Classification of SDAVFs Based on the Advanced Images in Terms of the Embryological Origin of the Dura Mater

The higher definition images showed that typical SDAVFs had the shunt point on the lateral surface of the dura mater of the spinal canal, and it was more or less associated with the dura mater covering the nerve sleeve. The majority of SDAVFs are mainly supplied by meningeal branches from the radiculomeningeal artery. These meningeal branches anastomose vertically and drain into the single intradural vein, which typically forms horizontal T sign on a frontal view of spinal angiography and CBCT. It is generally thought that SDAVFs are located at the dura mater of the spinal nerve root sleeve and drain into the radiculomedullary vein. In normal anatomy, the drainage veins from the spinal cord, called radiculomedullary veins, run along the nerve root and penetrate the dura at the spinal nerve root sleeve. These radiculomedullary veins are found in 60% of the healthy population [8]. The remaining 40% show venous drainage of the spinal cord via the bridging vein, which runs apart from the nerve root and pierces the dura mater of the spinal cord to join the epidural venous plexus. SDAVFs can involve either the radiculomedullary vein or the bridging vein [2, 3, 5]. The dura mater at the level of the spinal cord are derived from the neural crest cell and consist of the single layer of dura propria, while the intracranial dura mater consists of dura propria and periosteal dura [10,11,12,12]. Thus, the characteristics of the dura mater of spinal cord are similar to the dura mater of crista galli (olfactory groove), falx cerebri, tentorium cerebelli, and falx cerebelli, because these dura maters consist only of the dura propria [14,15,16,16]. Additionally, those dura maters (dura propria) have the same origin of neural crest cell, while the convexity area of intracranial dura mater might derive from paraxial mesoderm, according to recent studies based on the immunostaining analysis of experimental model [10, 14, 18,19,19].
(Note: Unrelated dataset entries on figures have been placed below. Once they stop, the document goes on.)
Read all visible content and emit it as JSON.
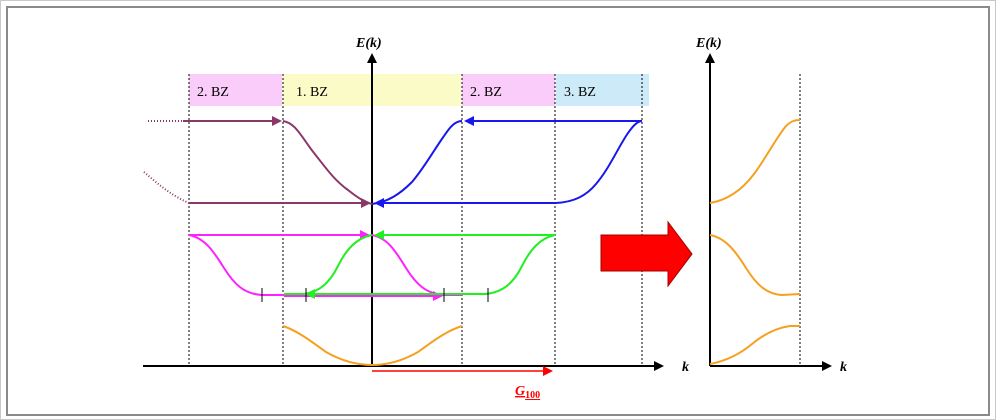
{
  "left_plot": {
    "y_axis_label": "E(k)",
    "x_axis_label": "k",
    "zones": [
      {
        "label": "2. BZ",
        "color": "#f9ccf9"
      },
      {
        "label": "1. BZ",
        "color": "#fbfbc8"
      },
      {
        "label": "2. BZ",
        "color": "#f9ccf9"
      },
      {
        "label": "3. BZ",
        "color": "#cdeaf8"
      }
    ],
    "reciprocal_vector": {
      "symbol": "G",
      "subscript": "100",
      "color": "#ff0000"
    }
  },
  "right_plot": {
    "y_axis_label": "E(k)",
    "x_axis_label": "k"
  },
  "colors": {
    "band1": "#f5a020",
    "band2_magenta": "#ff22ff",
    "band2_green": "#22ee22",
    "band3_maroon": "#8a3868",
    "band3_blue": "#1818ee",
    "arrow_fill": "#ff0000"
  }
}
Three-dimensional angiography, particularly multiplanar reconstruction images with CBCT, is quite useful for evaluating the microangioarchitecture of SDAVFs. This modality showed the exact localization of the shunt point. There are certain susceptibilities to the formation of the shunt on the lateral surface of the spinal canal, which is frequently independent from the nerve sleeves. The vulnerability of the dura mater might be associated with the fact that dura mater in the spinal canal consists only of the dura propria and derives from neural crest. SDAVFs and intracranial DAVFs located on the dura mater of the falco-tentorial, olfactory groove, falx cerebri, and tentorium cerebelli might belong to the same anatomical entity and they are composed only of the dura propria derived from neural crest.